With the COVID-19 pandemic disproportionately affecting Black Americans and people of color, local experts are working to achieve equitable health and economic outcomes for all, both in the immediate term and in the future.
To discuss these economic impacts on people of color, UNC’s Kenan-Flagler Business School offered a webinar on the intersection of the COVID-19 crisis and the Black Lives Matter movement.
“Our nation is facing a reckoning over structural racism,” said Nikitra Bailey, the Vice President for the Center for Responsible Lending. “The inequality that it has produced is being exacerbated by the coronavirus. The COVID-19 pandemic is both a profound health crisis and an equally profound financial crisis. The virus has devastated families across the nation and has fallen disproportionately on Black families.”

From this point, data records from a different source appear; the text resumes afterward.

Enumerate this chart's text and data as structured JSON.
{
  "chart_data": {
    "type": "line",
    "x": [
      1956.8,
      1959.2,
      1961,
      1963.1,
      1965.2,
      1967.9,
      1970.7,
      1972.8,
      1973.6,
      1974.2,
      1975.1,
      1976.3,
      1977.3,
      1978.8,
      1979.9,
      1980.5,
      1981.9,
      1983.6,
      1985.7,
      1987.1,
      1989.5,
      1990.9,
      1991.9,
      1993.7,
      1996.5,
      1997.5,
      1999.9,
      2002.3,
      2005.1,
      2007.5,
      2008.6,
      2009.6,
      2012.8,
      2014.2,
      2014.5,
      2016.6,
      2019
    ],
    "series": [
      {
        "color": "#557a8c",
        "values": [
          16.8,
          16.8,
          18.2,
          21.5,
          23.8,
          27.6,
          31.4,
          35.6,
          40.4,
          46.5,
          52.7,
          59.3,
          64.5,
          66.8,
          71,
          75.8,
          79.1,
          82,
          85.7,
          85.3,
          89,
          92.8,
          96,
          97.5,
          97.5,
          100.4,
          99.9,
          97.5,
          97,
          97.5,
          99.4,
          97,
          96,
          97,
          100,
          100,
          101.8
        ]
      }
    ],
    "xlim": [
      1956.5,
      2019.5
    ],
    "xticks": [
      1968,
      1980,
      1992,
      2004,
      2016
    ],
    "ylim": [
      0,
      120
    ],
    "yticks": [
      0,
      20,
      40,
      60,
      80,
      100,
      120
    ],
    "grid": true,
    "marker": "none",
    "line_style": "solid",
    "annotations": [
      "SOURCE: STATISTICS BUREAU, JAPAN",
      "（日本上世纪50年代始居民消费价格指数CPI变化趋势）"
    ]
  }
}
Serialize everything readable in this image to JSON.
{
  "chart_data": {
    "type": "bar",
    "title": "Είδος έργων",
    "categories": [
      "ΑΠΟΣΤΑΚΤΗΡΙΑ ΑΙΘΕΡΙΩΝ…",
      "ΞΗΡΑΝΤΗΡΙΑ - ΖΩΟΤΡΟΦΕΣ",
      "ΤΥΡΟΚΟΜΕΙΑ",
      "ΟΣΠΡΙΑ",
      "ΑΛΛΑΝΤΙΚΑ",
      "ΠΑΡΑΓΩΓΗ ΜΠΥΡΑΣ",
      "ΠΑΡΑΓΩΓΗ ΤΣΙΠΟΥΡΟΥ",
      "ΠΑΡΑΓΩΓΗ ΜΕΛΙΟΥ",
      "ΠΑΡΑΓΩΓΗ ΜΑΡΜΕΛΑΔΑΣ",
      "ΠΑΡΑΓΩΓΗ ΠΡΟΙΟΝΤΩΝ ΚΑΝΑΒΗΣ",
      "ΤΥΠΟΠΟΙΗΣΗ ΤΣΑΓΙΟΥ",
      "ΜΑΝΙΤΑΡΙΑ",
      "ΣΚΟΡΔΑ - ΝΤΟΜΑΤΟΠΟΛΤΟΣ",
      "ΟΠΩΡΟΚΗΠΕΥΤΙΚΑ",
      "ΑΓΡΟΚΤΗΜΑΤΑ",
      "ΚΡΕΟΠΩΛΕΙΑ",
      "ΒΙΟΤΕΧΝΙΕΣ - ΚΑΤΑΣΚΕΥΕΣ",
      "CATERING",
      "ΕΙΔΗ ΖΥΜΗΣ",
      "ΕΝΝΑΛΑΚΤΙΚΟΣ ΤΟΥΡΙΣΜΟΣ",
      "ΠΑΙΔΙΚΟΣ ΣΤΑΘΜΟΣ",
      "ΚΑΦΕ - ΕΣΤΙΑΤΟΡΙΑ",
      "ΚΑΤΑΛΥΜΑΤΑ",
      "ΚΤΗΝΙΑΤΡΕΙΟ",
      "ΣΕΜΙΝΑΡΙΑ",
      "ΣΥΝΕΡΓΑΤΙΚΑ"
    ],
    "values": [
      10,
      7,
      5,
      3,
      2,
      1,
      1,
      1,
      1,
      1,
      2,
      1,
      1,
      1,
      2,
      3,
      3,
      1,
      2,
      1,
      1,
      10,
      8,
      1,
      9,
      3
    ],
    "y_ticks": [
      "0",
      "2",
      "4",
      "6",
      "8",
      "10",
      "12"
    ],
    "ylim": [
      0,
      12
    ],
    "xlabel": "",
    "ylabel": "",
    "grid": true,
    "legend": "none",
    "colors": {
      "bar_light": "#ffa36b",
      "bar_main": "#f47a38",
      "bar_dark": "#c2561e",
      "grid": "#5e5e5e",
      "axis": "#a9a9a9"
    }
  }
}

The Center for Responsible Lending is a nonprofit based in Durham, which works to stop predatory lending practices and fights for financial fairness in the financial services sector. They do this through research and policy advocacy.
Bailey said lending practices, housing policy and the looming rental crisis are all affecting African-Americans’ ability to handle the health and economic impacts of COVID-19. She said part of the challenges they face as a housing sector stems from lack of enforcement when it comes powerful fair housing laws.
“We actually as a nation passed our first fair housing act provision in 1866,” Bailey said. “The provision lasted for 102 years without any real enforcement until we achieved the Federal Fair Housing Act of 1968 that was the result of the life being lost in the assassination of Dr. Martin Luther King Jr. So we actually have really effective tools in place that if we use them we can root out this discrimination that’s really dragging the economy overall.”
Bailey said these long-term structural flaws and systemic racism in the housing sector really left families of color vulnerable to impact of COVID-19.
She said this COVID crisis is exacerbating wealth inequities in Black communities because families of color have not had the same opportunity to build up home ownership, home equity or tap into inter-generational wealth to weather the COIVD climate.
Bailey said before the pandemic started, there was actually an uptick in Black home ownership after the historic lows of the great recession – but now she is worried about backtracking.
“There are reports that one in five renters are saying that they actually missed or deferred their rental payment in June,” Bailey said. “We know that 31 percent of Black renters are reporting this as well, which is twice the rate white renters.”
She said 23 percent of Black homeowners reported having to miss or defer a mortgage or home payment in June as opposed to 10 percent of white homeowners.
When looking at these disproportionately high percentages, Bailey said Congress needs to act now. While Congress had previously responded with the CARES Act, which had a suspension on evictions and foreclosures, that part of the act expired last week.
“So if we don’t have any action, it’s likely that millions of U.S families – it’s estimated that 23 million or so – will fall behind on their rent,” Bailey said. “We know again for many Black families, because they were shut out of home ownership opportunity, they are disproportionately renters.”
Bailey said even before COVID-19, some families were paying almost 50 percent of their salary in rent. For Black and Latino families, the average was about 30 percent.
These problems are further amplified as many families either lost their jobs or faced wage reductions at the start of the pandemic. Bailey said many members of the Black community work service sector jobs, which we now know were hit the hardest by business closures and pandemic restrictions.
Bailey said to combat all these negatives, the HEROES Act needs to be passed in the senate and signed by the president immediately, to help our economic recovery as we continue to wade through this pandemic.
“So we have to be mindful during this time that housing is an important pillar of our economy,” Bailey said. “It affects about 20 percent of the overall GDP, so we have to act because any inaction right now will have the potential to really reverberate through every corner of the country and really put a real lag on the economy.”